Korps Pemberantasan Tindak Pidana Korupsi (Kortas Tipikor) Polri tengah mengusut dugaan korupsi dalam pemenuhan pasokan batu bara yang memicu pemadaman listrik (blackout) di Sumatera dan sejumlah wilayah Indonesia. Pengamat Ekonomi Energi Universitas Gadjah Mada (UGM), Fahmy Radhi, menyatakan dukungan penuh terhadap langkah penegakan hukum ini.
Dukungan Pakar terhadap Pengusutan Korupsi Batu Bara
Fahmy Radhi menegaskan bahwa manipulasi dalam sektor batu bara bukanlah kejadian baru. Ia mengingatkan bahwa praktik serupa pada tahun 2022 telah menyebabkan krisis pasokan batu bara bagi PLN dan berujung pada blackout. Kini, kejadian serupa kembali terjadi di Jawa, Sumatera, dan Kalimantan. "Ini saya kira harus diusut tuntas siapa pelakunya," ujar Fahmy kepada wartawan pada Rabu (8/7/2026).

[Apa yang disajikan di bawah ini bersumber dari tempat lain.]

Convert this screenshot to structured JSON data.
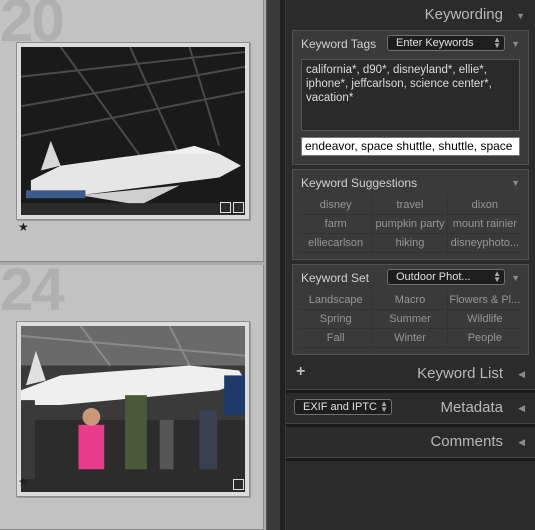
{
  "grid": {
    "cells": [
      {
        "number": "20",
        "rating": "★"
      },
      {
        "number": "24",
        "rating": "★"
      }
    ]
  },
  "panel": {
    "keywording": {
      "title": "Keywording"
    },
    "keyword_tags": {
      "label": "Keyword Tags",
      "dropdown": "Enter Keywords",
      "tags_text": "california*, d90*, disneyland*, ellie*, iphone*, jeffcarlson, science center*, vacation*",
      "input_value": "endeavor, space shuttle, shuttle, space"
    },
    "keyword_suggestions": {
      "label": "Keyword Suggestions",
      "items": [
        "disney",
        "travel",
        "dixon",
        "farm",
        "pumpkin party",
        "mount rainier",
        "elliecarlson",
        "hiking",
        "disneyphoto..."
      ]
    },
    "keyword_set": {
      "label": "Keyword Set",
      "dropdown": "Outdoor Phot...",
      "items": [
        "Landscape",
        "Macro",
        "Flowers & Pl...",
        "Spring",
        "Summer",
        "Wildlife",
        "Fall",
        "Winter",
        "People"
      ]
    },
    "keyword_list": {
      "title": "Keyword List",
      "add": "+"
    },
    "metadata": {
      "title": "Metadata",
      "preset": "EXIF and IPTC"
    },
    "comments": {
      "title": "Comments"
    }
  }
}
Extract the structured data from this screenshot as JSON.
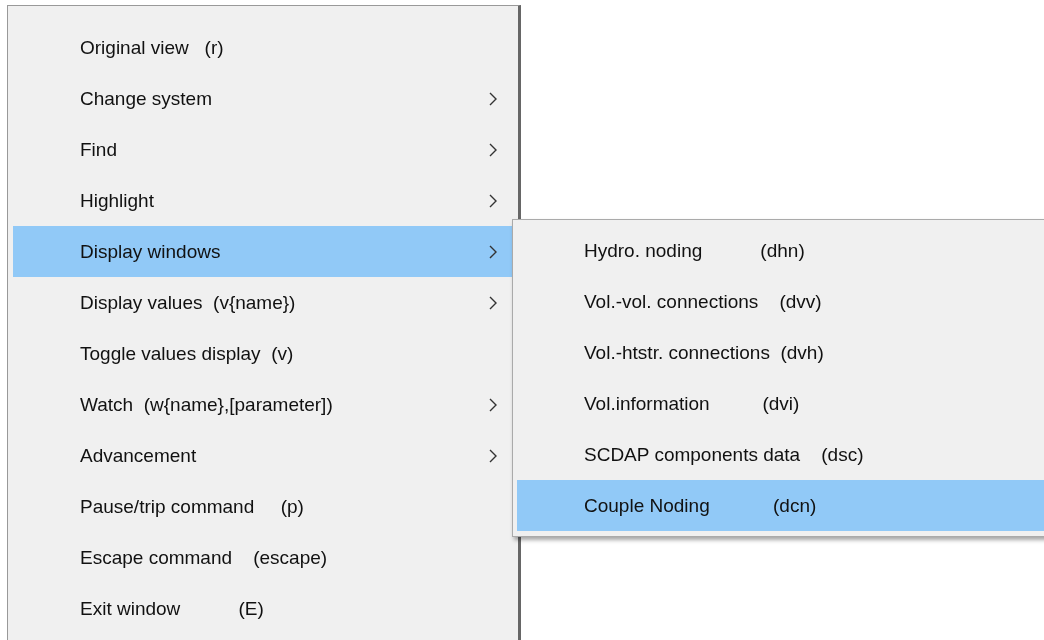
{
  "menu": {
    "items": [
      {
        "label": "Original view   (r)",
        "submenu": false,
        "selected": false
      },
      {
        "label": "Change system",
        "submenu": true,
        "selected": false
      },
      {
        "label": "Find",
        "submenu": true,
        "selected": false
      },
      {
        "label": "Highlight",
        "submenu": true,
        "selected": false
      },
      {
        "label": "Display windows",
        "submenu": true,
        "selected": true
      },
      {
        "label": "Display values  (v{name})",
        "submenu": true,
        "selected": false
      },
      {
        "label": "Toggle values display  (v)",
        "submenu": false,
        "selected": false
      },
      {
        "label": "Watch  (w{name},[parameter])",
        "submenu": true,
        "selected": false
      },
      {
        "label": "Advancement",
        "submenu": true,
        "selected": false
      },
      {
        "label": "Pause/trip command     (p)",
        "submenu": false,
        "selected": false
      },
      {
        "label": "Escape command    (escape)",
        "submenu": false,
        "selected": false
      },
      {
        "label": "Exit window           (E)",
        "submenu": false,
        "selected": false
      }
    ]
  },
  "submenu": {
    "items": [
      {
        "label": "Hydro. noding           (dhn)",
        "selected": false
      },
      {
        "label": "Vol.-vol. connections    (dvv)",
        "selected": false
      },
      {
        "label": "Vol.-htstr. connections  (dvh)",
        "selected": false
      },
      {
        "label": "Vol.information          (dvi)",
        "selected": false
      },
      {
        "label": "SCDAP components data    (dsc)",
        "selected": false
      },
      {
        "label": "Couple Noding            (dcn)",
        "selected": true
      }
    ]
  }
}
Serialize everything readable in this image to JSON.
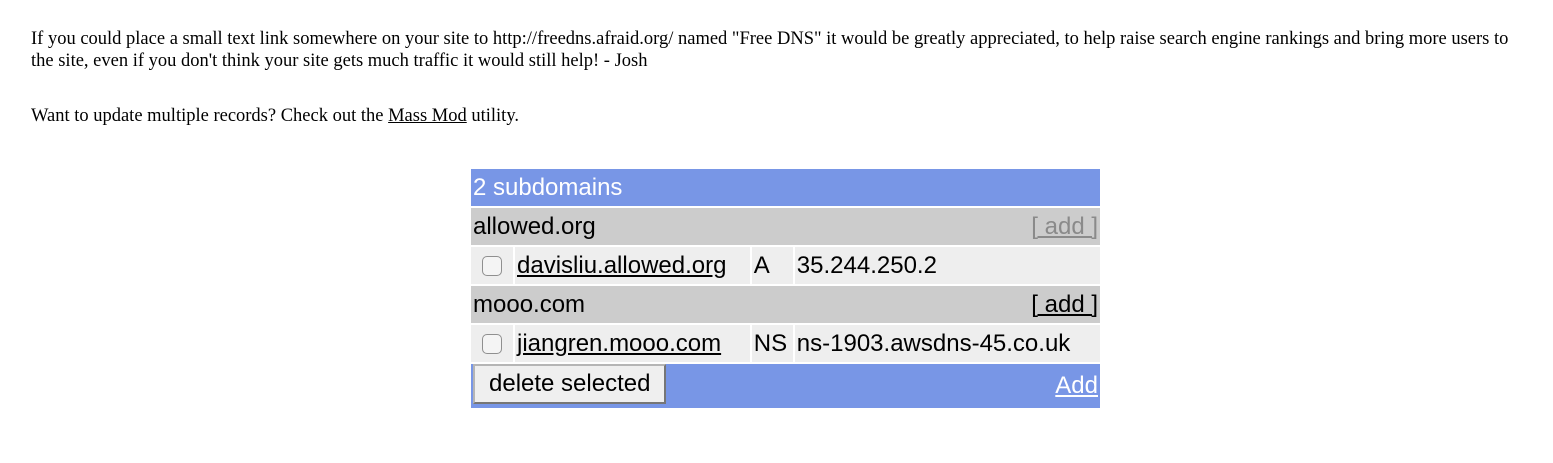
{
  "intro": {
    "text": "If you could place a small text link somewhere on your site to http://freedns.afraid.org/ named \"Free DNS\" it would be greatly appreciated, to help raise search engine rankings and bring more users to the site, even if you don't think your site gets much traffic it would still help! - Josh"
  },
  "mass_mod": {
    "prefix": "Want to update multiple records? Check out the",
    "link": "Mass Mod",
    "suffix": " utility."
  },
  "table": {
    "title": "2 subdomains",
    "groups": [
      {
        "domain": "allowed.org",
        "add_label": "[ add ]",
        "records": [
          {
            "host": "davisliu.allowed.org",
            "type": "A",
            "value": "35.244.250.2"
          }
        ]
      },
      {
        "domain": "mooo.com",
        "add_label": "[ add ]",
        "records": [
          {
            "host": "jiangren.mooo.com",
            "type": "NS",
            "value": "ns-1903.awsdns-45.co.uk"
          }
        ]
      }
    ],
    "delete_label": "delete selected",
    "add_label": "Add"
  },
  "colors": {
    "header_bg": "#7896e6",
    "domain_bg": "#cccccc",
    "record_bg": "#eeeeee"
  }
}
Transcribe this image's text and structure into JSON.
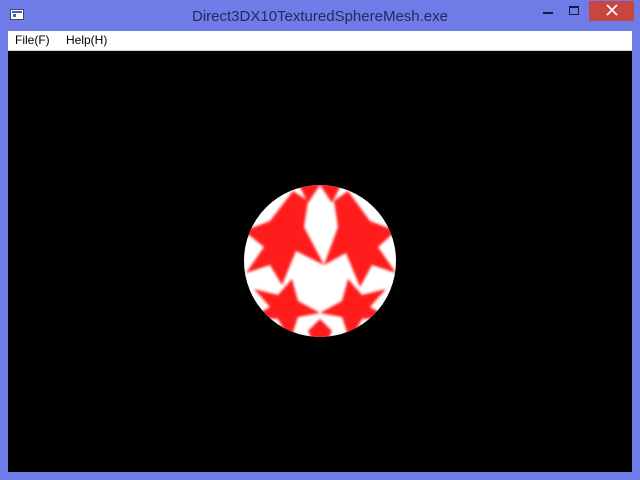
{
  "window": {
    "title": "Direct3DX10TexturedSphereMesh.exe",
    "titlebar_color": "#6f7ce8",
    "close_button_color": "#c74640"
  },
  "menu": {
    "items": [
      {
        "label": "File(F)"
      },
      {
        "label": "Help(H)"
      }
    ]
  },
  "viewport": {
    "background_color": "#000000",
    "sphere": {
      "base_color": "#ffffff",
      "pattern_color": "#ff1a1a"
    }
  },
  "icons": {
    "app": "app-window-icon",
    "minimize": "minimize-icon",
    "maximize": "maximize-icon",
    "close": "close-icon"
  }
}
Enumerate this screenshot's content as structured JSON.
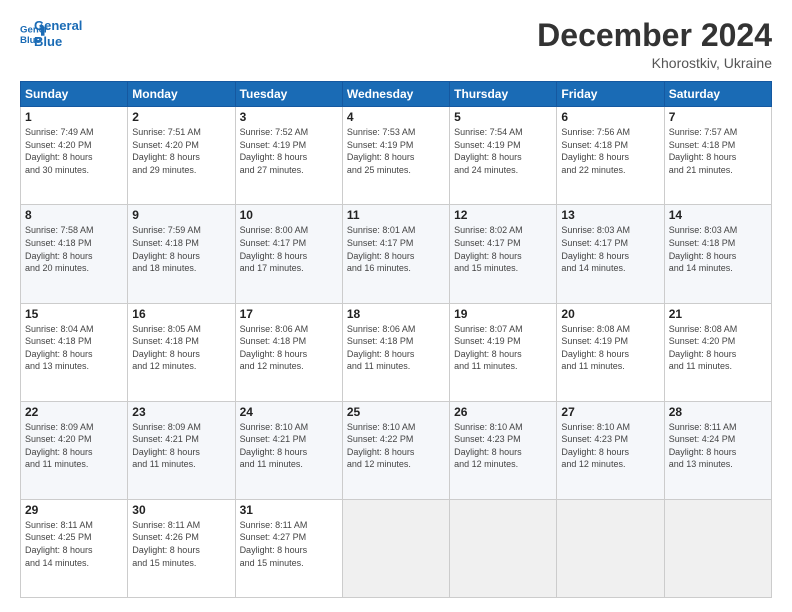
{
  "logo": {
    "line1": "General",
    "line2": "Blue"
  },
  "title": "December 2024",
  "subtitle": "Khorostkiv, Ukraine",
  "weekdays": [
    "Sunday",
    "Monday",
    "Tuesday",
    "Wednesday",
    "Thursday",
    "Friday",
    "Saturday"
  ],
  "weeks": [
    [
      {
        "day": "1",
        "info": "Sunrise: 7:49 AM\nSunset: 4:20 PM\nDaylight: 8 hours\nand 30 minutes."
      },
      {
        "day": "2",
        "info": "Sunrise: 7:51 AM\nSunset: 4:20 PM\nDaylight: 8 hours\nand 29 minutes."
      },
      {
        "day": "3",
        "info": "Sunrise: 7:52 AM\nSunset: 4:19 PM\nDaylight: 8 hours\nand 27 minutes."
      },
      {
        "day": "4",
        "info": "Sunrise: 7:53 AM\nSunset: 4:19 PM\nDaylight: 8 hours\nand 25 minutes."
      },
      {
        "day": "5",
        "info": "Sunrise: 7:54 AM\nSunset: 4:19 PM\nDaylight: 8 hours\nand 24 minutes."
      },
      {
        "day": "6",
        "info": "Sunrise: 7:56 AM\nSunset: 4:18 PM\nDaylight: 8 hours\nand 22 minutes."
      },
      {
        "day": "7",
        "info": "Sunrise: 7:57 AM\nSunset: 4:18 PM\nDaylight: 8 hours\nand 21 minutes."
      }
    ],
    [
      {
        "day": "8",
        "info": "Sunrise: 7:58 AM\nSunset: 4:18 PM\nDaylight: 8 hours\nand 20 minutes."
      },
      {
        "day": "9",
        "info": "Sunrise: 7:59 AM\nSunset: 4:18 PM\nDaylight: 8 hours\nand 18 minutes."
      },
      {
        "day": "10",
        "info": "Sunrise: 8:00 AM\nSunset: 4:17 PM\nDaylight: 8 hours\nand 17 minutes."
      },
      {
        "day": "11",
        "info": "Sunrise: 8:01 AM\nSunset: 4:17 PM\nDaylight: 8 hours\nand 16 minutes."
      },
      {
        "day": "12",
        "info": "Sunrise: 8:02 AM\nSunset: 4:17 PM\nDaylight: 8 hours\nand 15 minutes."
      },
      {
        "day": "13",
        "info": "Sunrise: 8:03 AM\nSunset: 4:17 PM\nDaylight: 8 hours\nand 14 minutes."
      },
      {
        "day": "14",
        "info": "Sunrise: 8:03 AM\nSunset: 4:18 PM\nDaylight: 8 hours\nand 14 minutes."
      }
    ],
    [
      {
        "day": "15",
        "info": "Sunrise: 8:04 AM\nSunset: 4:18 PM\nDaylight: 8 hours\nand 13 minutes."
      },
      {
        "day": "16",
        "info": "Sunrise: 8:05 AM\nSunset: 4:18 PM\nDaylight: 8 hours\nand 12 minutes."
      },
      {
        "day": "17",
        "info": "Sunrise: 8:06 AM\nSunset: 4:18 PM\nDaylight: 8 hours\nand 12 minutes."
      },
      {
        "day": "18",
        "info": "Sunrise: 8:06 AM\nSunset: 4:18 PM\nDaylight: 8 hours\nand 11 minutes."
      },
      {
        "day": "19",
        "info": "Sunrise: 8:07 AM\nSunset: 4:19 PM\nDaylight: 8 hours\nand 11 minutes."
      },
      {
        "day": "20",
        "info": "Sunrise: 8:08 AM\nSunset: 4:19 PM\nDaylight: 8 hours\nand 11 minutes."
      },
      {
        "day": "21",
        "info": "Sunrise: 8:08 AM\nSunset: 4:20 PM\nDaylight: 8 hours\nand 11 minutes."
      }
    ],
    [
      {
        "day": "22",
        "info": "Sunrise: 8:09 AM\nSunset: 4:20 PM\nDaylight: 8 hours\nand 11 minutes."
      },
      {
        "day": "23",
        "info": "Sunrise: 8:09 AM\nSunset: 4:21 PM\nDaylight: 8 hours\nand 11 minutes."
      },
      {
        "day": "24",
        "info": "Sunrise: 8:10 AM\nSunset: 4:21 PM\nDaylight: 8 hours\nand 11 minutes."
      },
      {
        "day": "25",
        "info": "Sunrise: 8:10 AM\nSunset: 4:22 PM\nDaylight: 8 hours\nand 12 minutes."
      },
      {
        "day": "26",
        "info": "Sunrise: 8:10 AM\nSunset: 4:23 PM\nDaylight: 8 hours\nand 12 minutes."
      },
      {
        "day": "27",
        "info": "Sunrise: 8:10 AM\nSunset: 4:23 PM\nDaylight: 8 hours\nand 12 minutes."
      },
      {
        "day": "28",
        "info": "Sunrise: 8:11 AM\nSunset: 4:24 PM\nDaylight: 8 hours\nand 13 minutes."
      }
    ],
    [
      {
        "day": "29",
        "info": "Sunrise: 8:11 AM\nSunset: 4:25 PM\nDaylight: 8 hours\nand 14 minutes."
      },
      {
        "day": "30",
        "info": "Sunrise: 8:11 AM\nSunset: 4:26 PM\nDaylight: 8 hours\nand 15 minutes."
      },
      {
        "day": "31",
        "info": "Sunrise: 8:11 AM\nSunset: 4:27 PM\nDaylight: 8 hours\nand 15 minutes."
      },
      null,
      null,
      null,
      null
    ]
  ]
}
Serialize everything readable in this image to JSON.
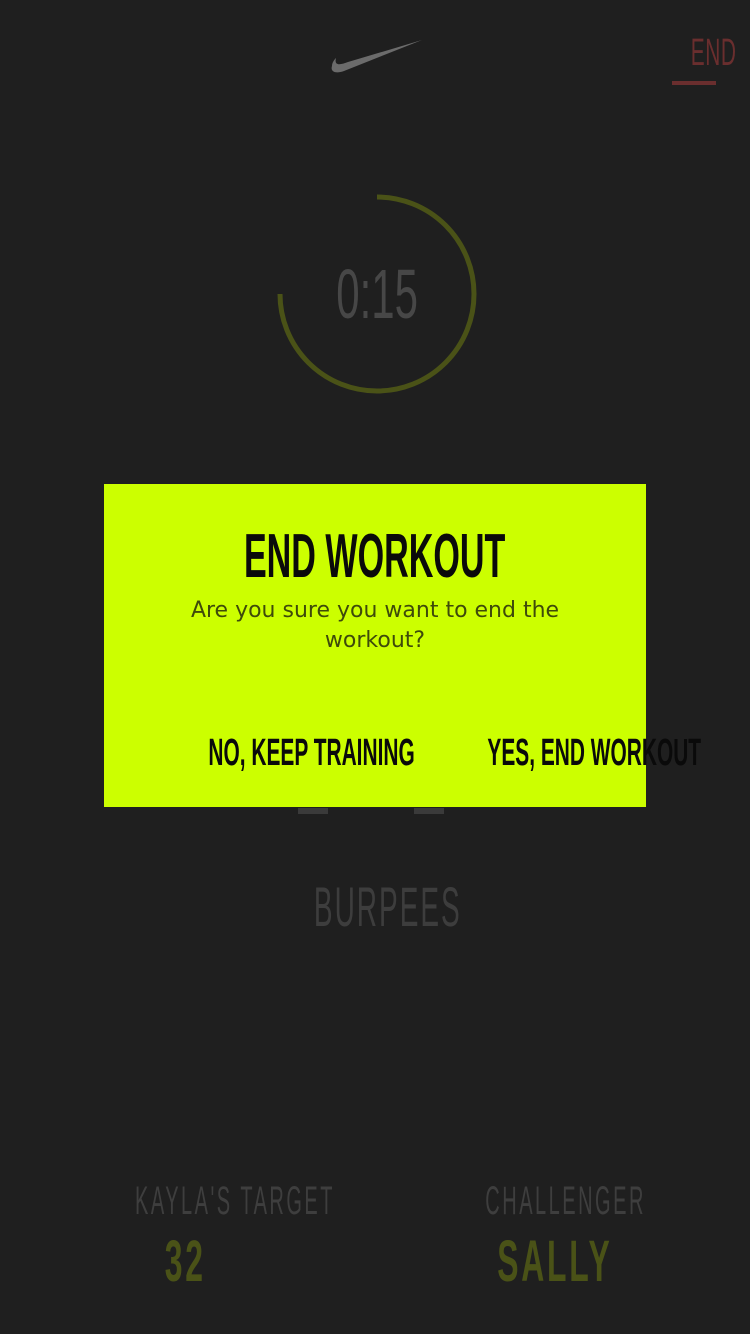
{
  "header": {
    "logo_icon": "nike-swoosh-icon",
    "end_label": "END"
  },
  "timer": {
    "display": "0:15",
    "progress_fraction": 0.75
  },
  "exercise": {
    "name": "BURPEES"
  },
  "stats": {
    "target_label": "KAYLA'S TARGET",
    "target_value": "32",
    "challenger_label": "CHALLENGER",
    "challenger_value": "SALLY"
  },
  "dialog": {
    "title": "END WORKOUT",
    "message": "Are you sure you want to end the workout?",
    "keep_label": "NO, KEEP TRAINING",
    "end_label": "YES, END WORKOUT"
  },
  "colors": {
    "background": "#1f1f1f",
    "accent_volt": "#ccff00",
    "ring": "#4a5217",
    "end_red": "#6a2e2e"
  }
}
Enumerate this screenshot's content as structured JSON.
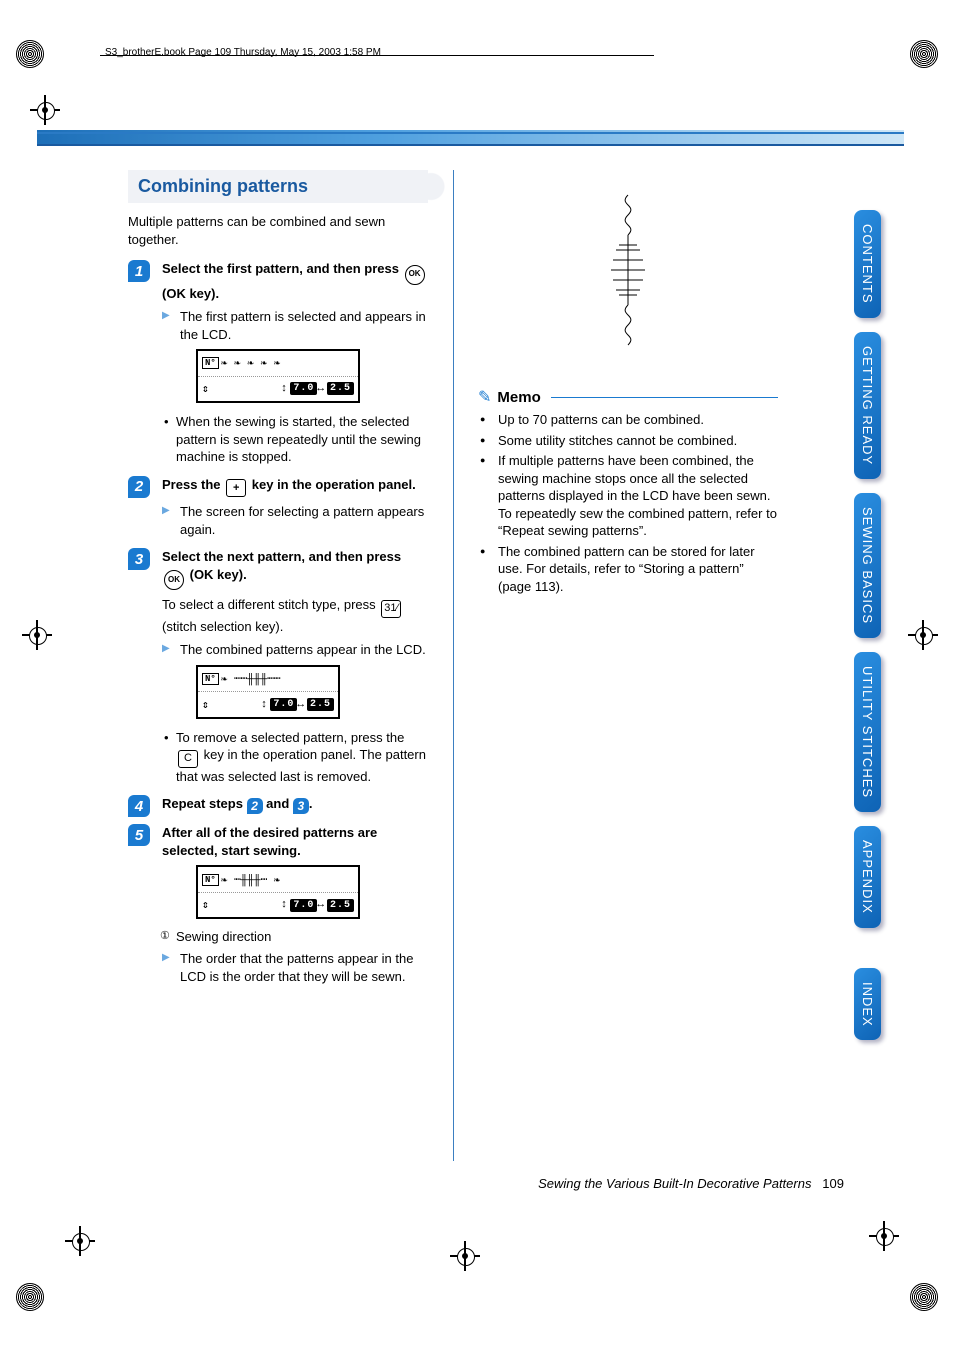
{
  "header_line": "S3_brotherE.book  Page 109  Thursday, May 15, 2003  1:58 PM",
  "section_title": "Combining patterns",
  "intro": "Multiple patterns can be combined and sewn together.",
  "steps": {
    "s1": {
      "num": "1",
      "head_a": "Select the first pattern, and then press ",
      "head_b": " (OK key).",
      "sub": "The first pattern is selected and appears in the LCD.",
      "bullet": "When the sewing is started, the selected pattern is sewn repeatedly until the sewing machine is stopped."
    },
    "s2": {
      "num": "2",
      "head_a": "Press the ",
      "head_b": " key in the operation panel.",
      "sub": "The screen for selecting a pattern appears again."
    },
    "s3": {
      "num": "3",
      "head_a": "Select the next pattern, and then press ",
      "head_b": " (OK key).",
      "note_a": "To select a different stitch type, press ",
      "note_b": " (stitch selection key).",
      "sub": "The combined patterns appear in the LCD.",
      "bullet_a": "To remove a selected pattern, press the ",
      "bullet_b": " key in the operation panel. The pattern that was selected last is removed."
    },
    "s4": {
      "num": "4",
      "head_a": "Repeat steps ",
      "head_b": " and ",
      "head_c": ".",
      "ref2": "2",
      "ref3": "3"
    },
    "s5": {
      "num": "5",
      "head": "After all of the desired patterns are selected, start sewing.",
      "caption": "Sewing direction",
      "sub": "The order that the patterns appear in the LCD is the order that they will be sewn."
    }
  },
  "lcd": {
    "badge": "N°",
    "val1": "7.0",
    "val2": "2.5"
  },
  "keys": {
    "ok": "OK",
    "plus": "+",
    "stitch": "31⁄",
    "c": "C"
  },
  "memo": {
    "title": "Memo",
    "items": [
      "Up to 70 patterns can be combined.",
      "Some utility stitches cannot be combined.",
      "If multiple patterns have been combined, the sewing machine stops once all the selected patterns displayed in the LCD have been sewn. To repeatedly sew the combined pattern, refer to “Repeat sewing patterns”.",
      "The combined pattern can be stored for later use. For details, refer to “Storing a pattern” (page 113)."
    ]
  },
  "tabs": [
    "CONTENTS",
    "GETTING READY",
    "SEWING BASICS",
    "UTILITY STITCHES",
    "APPENDIX",
    "INDEX"
  ],
  "footer_title": "Sewing the Various Built-In Decorative Patterns",
  "footer_page": "109"
}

Pemerintah telah mewajibkan perusahaan tambang untuk memasok setidaknya 20% dari total produksi batu bara untuk kebutuhan domestik melalui kebijakan Domestic Market Obligation (DMO). Namun, Fahmy menjelaskan bahwa banyak perusahaan lebih memilih mengekspor batu bara berkualitas menengah ke atas karena harga pasar dunia yang tinggi. Akibatnya, batu bara dengan kualitas lebih rendah dijual ke PLN, yang sering kali tetap menerimanya. "Nah memang ada penyimpangan, nah itu harus diusut karena tidak hanya merugikan bagi PLN tapi merugikan juga bagi rakyat konsumen dari PLN," imbuhnya.
Kerugian Konsumen dan Desakan Hukuman Berat
Fahmy mendesak agar para pelaku dalam kasus ini dihukum seberat-beratnya. Kerugian besar tidak hanya dialami oleh PLN, tetapi juga oleh konsumen, termasuk rumah tangga dan usaha kecil. "Penegakan hukum harus dilakukan sesuai aturan yang ada, kerugian konsumen tadi termasuk konsumen rumah tangga, konsumen usaha, konsumen usaha kecil itu kerugiannya besar sekali memang harus dihukum seberat-beratnya," tegas Fahmy.
Lebih lanjut, ia mendorong pemerintah untuk membangun sistem pengawasan yang lebih ketat terkait kewajiban DMO. Fahmy menekankan perlunya monitoring system untuk memastikan jumlah dan kualitas pasokan batu bara sesuai ketentuan. "Saya kira pemerintah itu harus melakukan monitoring system terkait jumlahnya apakah dari kuantitas, kualitas itu harus benar-benar dimonitor kalau kemudian tidak sesuai ya pengusaha itu harus dikenakan sanksi," katanya.
Perkembangan Penyidikan Kortas Tipikor Polri
Kasus dugaan korupsi pasokan batu bara ini telah naik ke tahap penyidikan sejak 4 Juli 2026. Kepala Kortas Tipikor Polri, Irjen Totok Suharyanto, dalam konferensi pers di Bareskrim Polri pada Senin (6/7/2026) menyatakan bahwa penyidik menemukan dugaan penyimpangan dalam proses pengadaan dan pemenuhan pasokan batu bara di sejumlah PLTU selama periode 2018 hingga 2026. Dua perusahaan yang diduga terlibat adalah PT OBP dan PT BRA.
Direktur Penindakan Kortas Tipikor Polri, Brigjen Robertus Yohanes De Deo, mengungkapkan sejumlah modus yang digunakan oleh terduga pelaku, termasuk manipulasi dokumen. Penyidik juga menemukan ketidaksesuaian antara kuantitas batu bara yang dipasok dengan kontrak, serta dugaan penyimpangan yang mengakibatkan pembayaran tidak sesuai dengan kondisi riil. Hingga saat ini, belum ada tersangka yang ditetapkan. Penyidik telah memeriksa 16 saksi dan menganalisis sejumlah dokumen. Kerugian negara ditaksir mencapai Rp 5 triliun.
Fahmy Radhi berharap pengusutan ini dapat berjalan tuntas dan memberikan efek jera bagi para pelaku. Ia menekankan bahwa korupsi di sektor energi tidak hanya merugikan keuangan negara, tetapi juga berdampak langsung pada kehidupan masyarakat luas, termasuk pemadaman listrik yang mengganggu aktivitas ekonomi dan keseharian.